Cape York via Simpson Desert 25 June 2015 – Day 24

Thursday, Jun 25, 2015 at 18:42

Peter Beard (WA)

Circle complete - back at Karumba after nearly two weeks and looking forward to again watching the sunset from the Sunset Tavern. Well not a circle, triangle really. Across to Cairns up to the Cape and back down to here. A trip well worth doing.

An early start from Musgrave, on the road by 8:00 heading south to see if Dixie Road is open across the Mitchell River. If not, we will have driven nearly 200km and will have to turn back to Musgrave to go the long way round - across to Pormpuraaw and down through Kowanyama. One of the people that works at Musgrave told Pete she was confident it would be OK, apparently they have constructed a concrete ford across the Mitchell and it is an easy crossing if there’s not too much water flowing. Here’s hoping.

Dixie Road starts at Artemis, about 20 km south of Musgrave. The track is well graded if a bit narrow, but with alarmingly steep shoulders on each side. A road crew is working about 10km in, grader, water trucks, gravel trucks - the usual hazards. They are the only humans we see all morning - the land is alive with kangaroos bouncing through the scrub, and great flocks of pink and grey galahs seem to erupt out the ground around every bend. The track goes through a series of creek crossings, dropping suddenly down and equally suddenly up - like a roller coaster on gravel.




At Eight Mile Creek the track enters the black soil plains. Flat, black and dark brown land for miles. Great furrows in the track demonstrate this soil turns to mud at a whiff of rain; fortunately there are no clouds today. The track follows Eight Mile Creek for many kilometres, sometimes along the bed of the creek itself, at other times just skimming through the swamplands either side.



Finally the track turns south, crossing first the Alice River - bone dry now, but the width of the crossing tells us this will be impassable when flowing - then down to the Mitchell River. It is nearly 11:30 before we see another car. Three actually, heading north, two with trailers. They look fine and dry and aren’t waving frantically. Always a good sign, looks like the river crossing is open.

The Mitchell River is flowing swiftly over the clearly marked causeway, about ankle deep in the middle section. We worked that out by eye, a crocodile warning sign eliminating any desire to walk it to check. The crossing is very good, rubber matting adds to the grip, white posts keep you on track. Ali is very glad. For some reason she has developed a nervous tic at water crossings.

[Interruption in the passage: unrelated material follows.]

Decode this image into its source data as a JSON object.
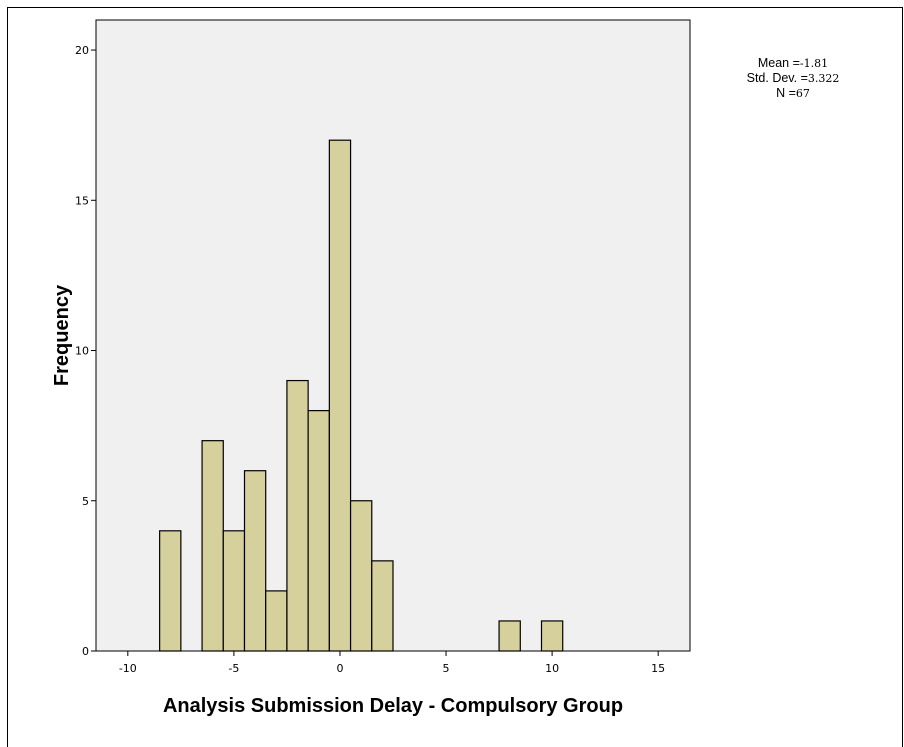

Not far south of the river crossing Dixie Road emerges onto the Burke Development Road near Dunbar Station. The trek to Karumba was the same as the trek to Chillagoe only in reverse - main sights being cows, termite mounds and lots and lots of talcum powder-fine dust.

Close to Karumba, Ali spotted an eagle’s nest, the "baby" looking big enough to take on most prey. The mother flew off as we stopped the car, she looked big enough to take on an average human.



Time now to turn our thoughts to the Savannah Way and the trip west through the Northern Territory. The next part of the adventure begins.